Quantitative analysis of the ribbon synapse number of cochlear inner hair cells in C57BL/6J mice using the three-dimensional modeling method

Abstract

In mammals, the ribbon synapses of cochlear inner hair cells are a synaptic structure of the first sensory nerve in the pathway of acoustical signal transmission to the acoustic center, and it is directly involved in voice coding and neurotransmitter release. It is difficult to quantitatively analyze the ribbon synaptic number only using an electron microscope, because the ribbon synaptic number is relatively limited and their location is deep.
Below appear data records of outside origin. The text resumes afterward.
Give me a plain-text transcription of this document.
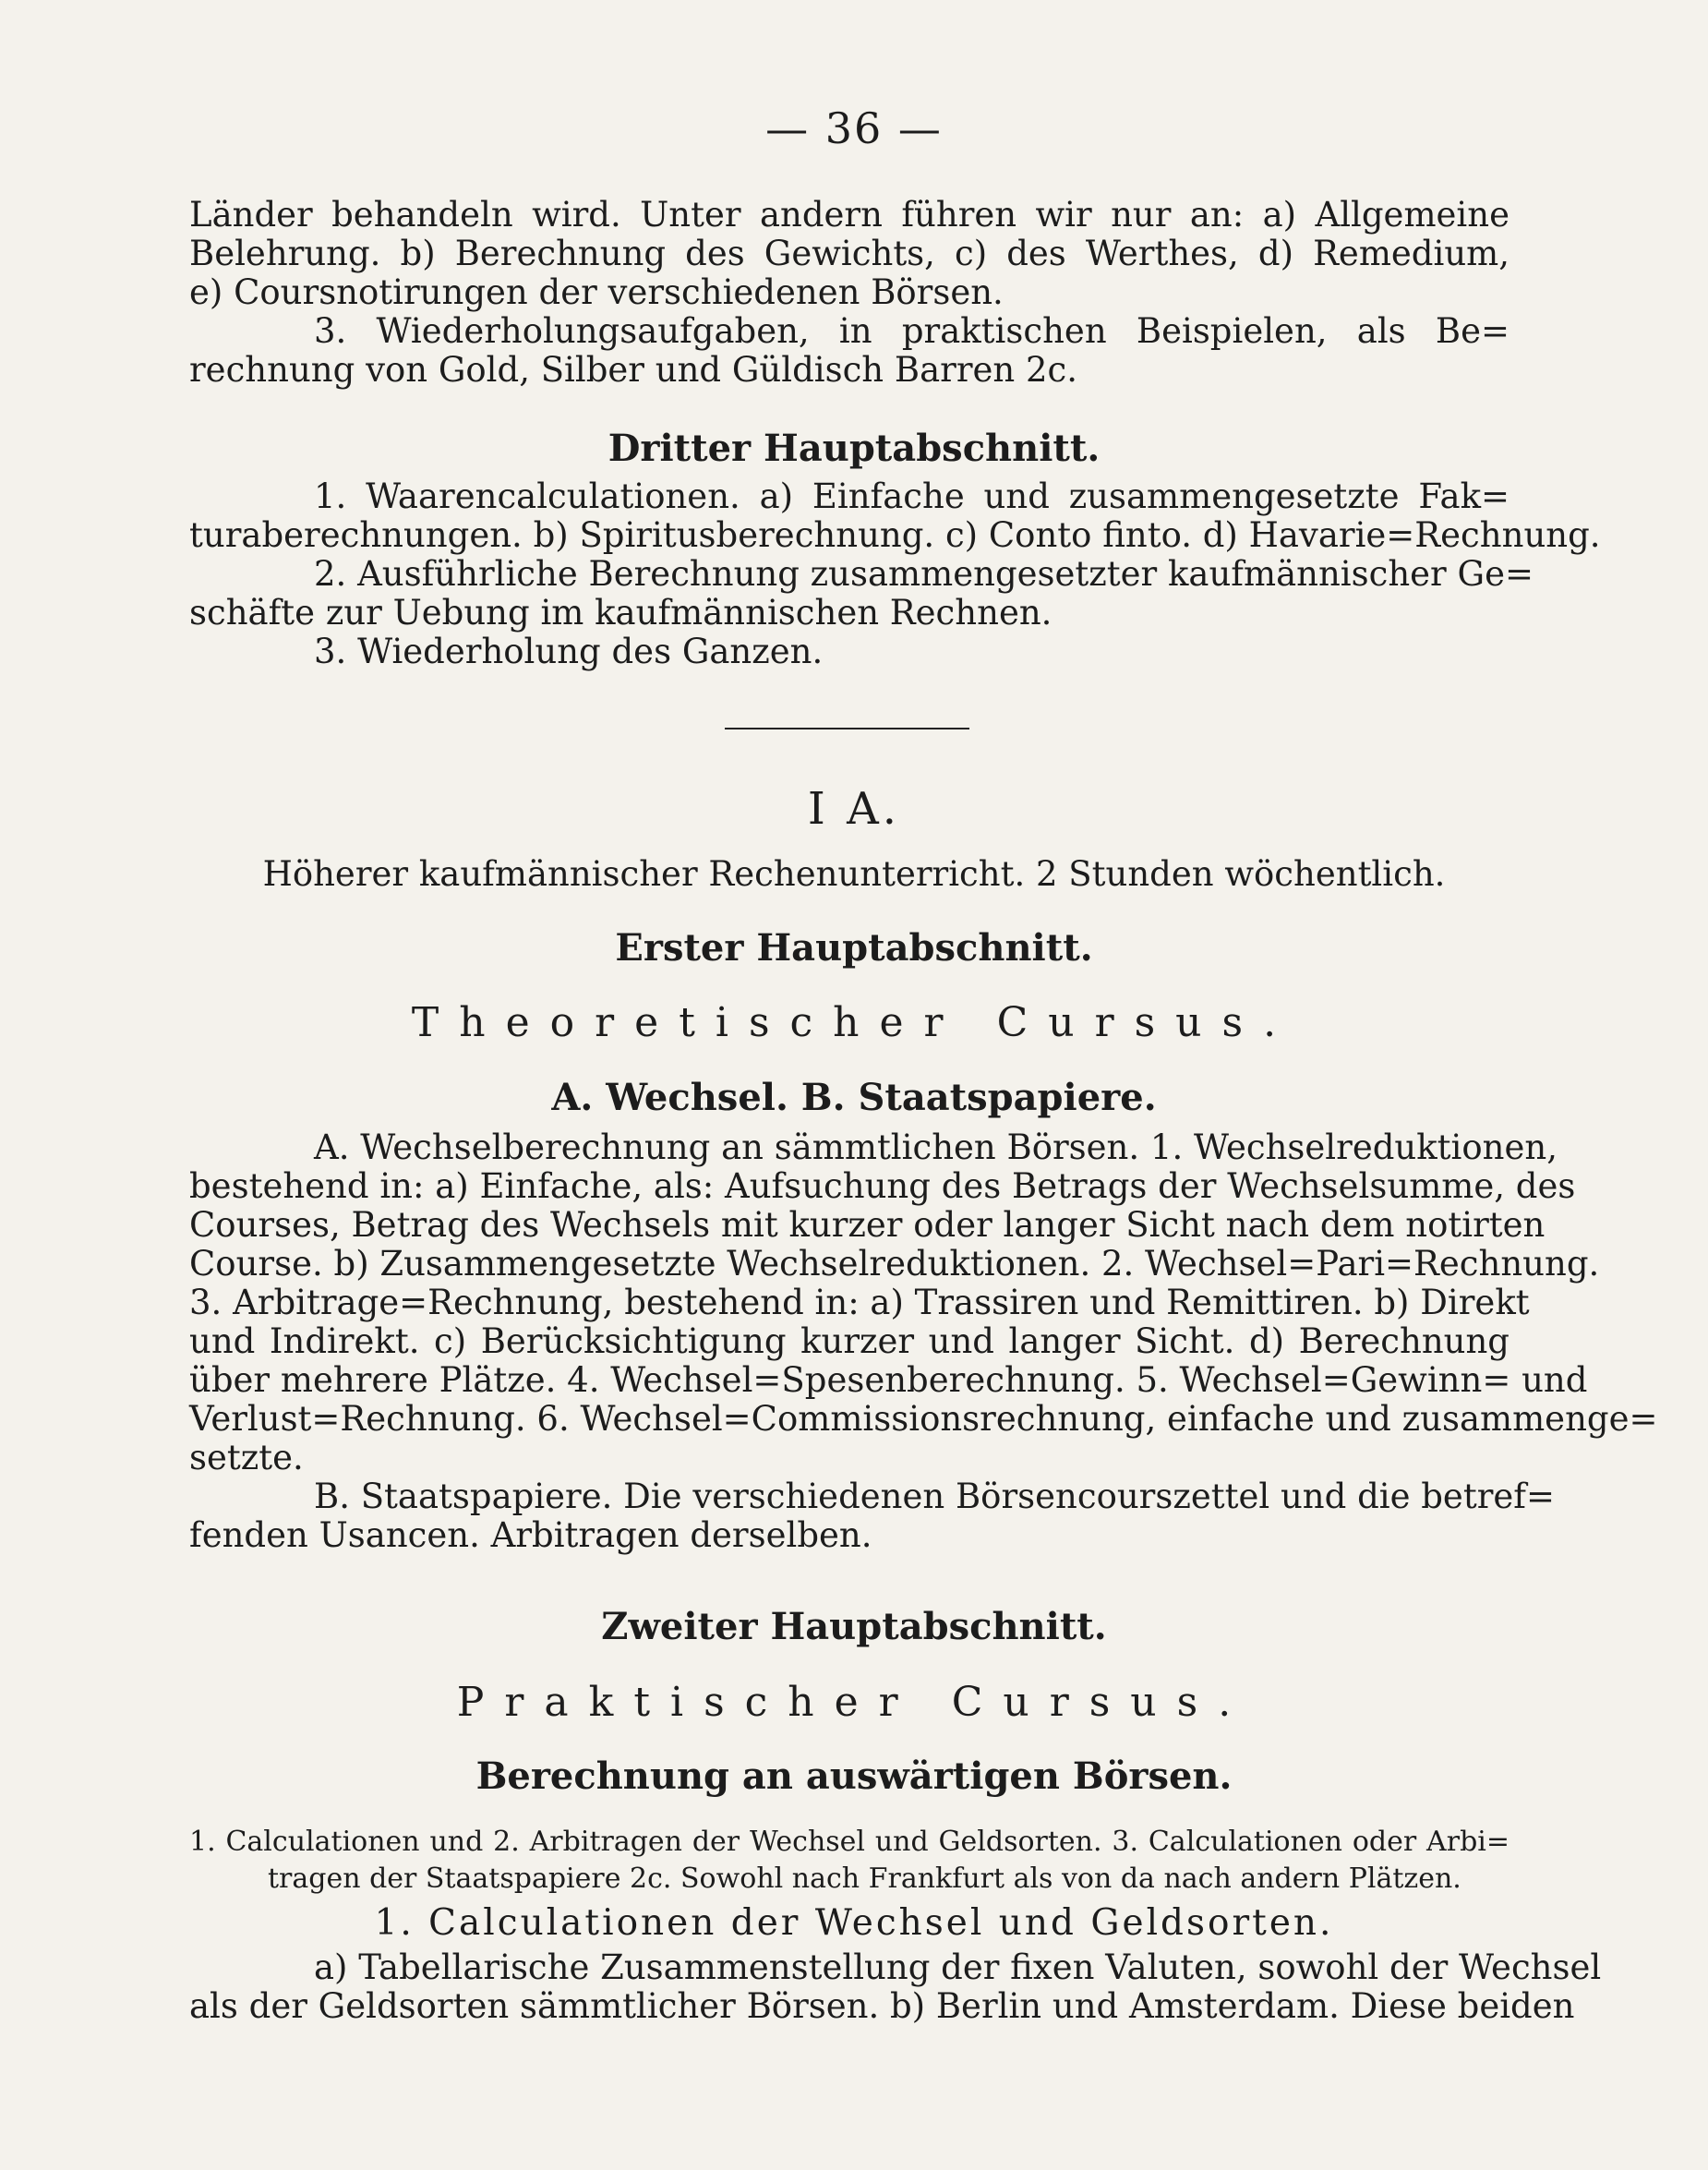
— 36 —
Länder behandeln wird. Unter andern führen wir nur an: a) Allgemeine
Belehrung. b) Berechnung des Gewichts, c) des Werthes, d) Remedium,
e) Coursnotirungen der verschiedenen Börsen.
3. Wiederholungsaufgaben, in praktischen Beispielen, als Be=
rechnung von Gold, Silber und Güldisch Barren 2c.
Dritter Hauptabschnitt.
1. Waarencalculationen. a) Einfache und zusammengesetzte Fak=
turaberechnungen. b) Spiritusberechnung. c) Conto finto. d) Havarie=Rechnung.
2. Ausführliche Berechnung zusammengesetzter kaufmännischer Ge=
schäfte zur Uebung im kaufmännischen Rechnen.
3. Wiederholung des Ganzen.
I A.
Höherer kaufmännischer Rechenunterricht. 2 Stunden wöchentlich.
Erster Hauptabschnitt.
Theoretischer Cursus.
A. Wechsel. B. Staatspapiere.
A. Wechselberechnung an sämmtlichen Börsen. 1. Wechselreduktionen,
bestehend in: a) Einfache, als: Aufsuchung des Betrags der Wechselsumme, des
Courses, Betrag des Wechsels mit kurzer oder langer Sicht nach dem notirten
Course. b) Zusammengesetzte Wechselreduktionen. 2. Wechsel=Pari=Rechnung.
3. Arbitrage=Rechnung, bestehend in: a) Trassiren und Remittiren. b) Direkt
und Indirekt. c) Berücksichtigung kurzer und langer Sicht. d) Berechnung
über mehrere Plätze. 4. Wechsel=Spesenberechnung. 5. Wechsel=Gewinn= und
Verlust=Rechnung. 6. Wechsel=Commissionsrechnung, einfache und zusammenge=
setzte.
B. Staatspapiere. Die verschiedenen Börsencourszettel und die betref=
fenden Usancen. Arbitragen derselben.
Zweiter Hauptabschnitt.
Praktischer Cursus.
Berechnung an auswärtigen Börsen.
1. Calculationen und 2. Arbitragen der Wechsel und Geldsorten. 3. Calculationen oder Arbi=
tragen der Staatspapiere 2c. Sowohl nach Frankfurt als von da nach andern Plätzen.
1. Calculationen der Wechsel und Geldsorten.
a) Tabellarische Zusammenstellung der fixen Valuten, sowohl der Wechsel
als der Geldsorten sämmtlicher Börsen. b) Berlin und Amsterdam. Diese beiden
In this study, the specific presynaptic structure-RIBEYE, and non-specific postsynaptic structure-GluR 2 & 3 in C57BL/6J mouse basilar membrane samples were treated by immunofluorescent labeling. Serial section was performed on the samples using a laser scanning confocal microscope, and then the serial sections were used to build three-dimensional models using 3DS MAX software. Each fluorescein color pair indicates one synapse, so the number of ribbon synapses of inner hair cells is obtained. The spatial distribution and the number of ribbon synapses of cochlear inner hair cells were clearly shown in this experiment, and the mean number of ribbon synapses per inner hair cell was 16.10+/-1.03. Our results have demonstrated the number of ribbon synapses is accurately calculated by double immunofluorescent labeling to presynaptic and postsynaptic structures, serial sections obtained using a laser scanning confocal microscope, and three-dimensional modeling obtained using 3DS MAX software. The method above is feasible and has important significance for further exploring the mechanism of sensorineural deafness.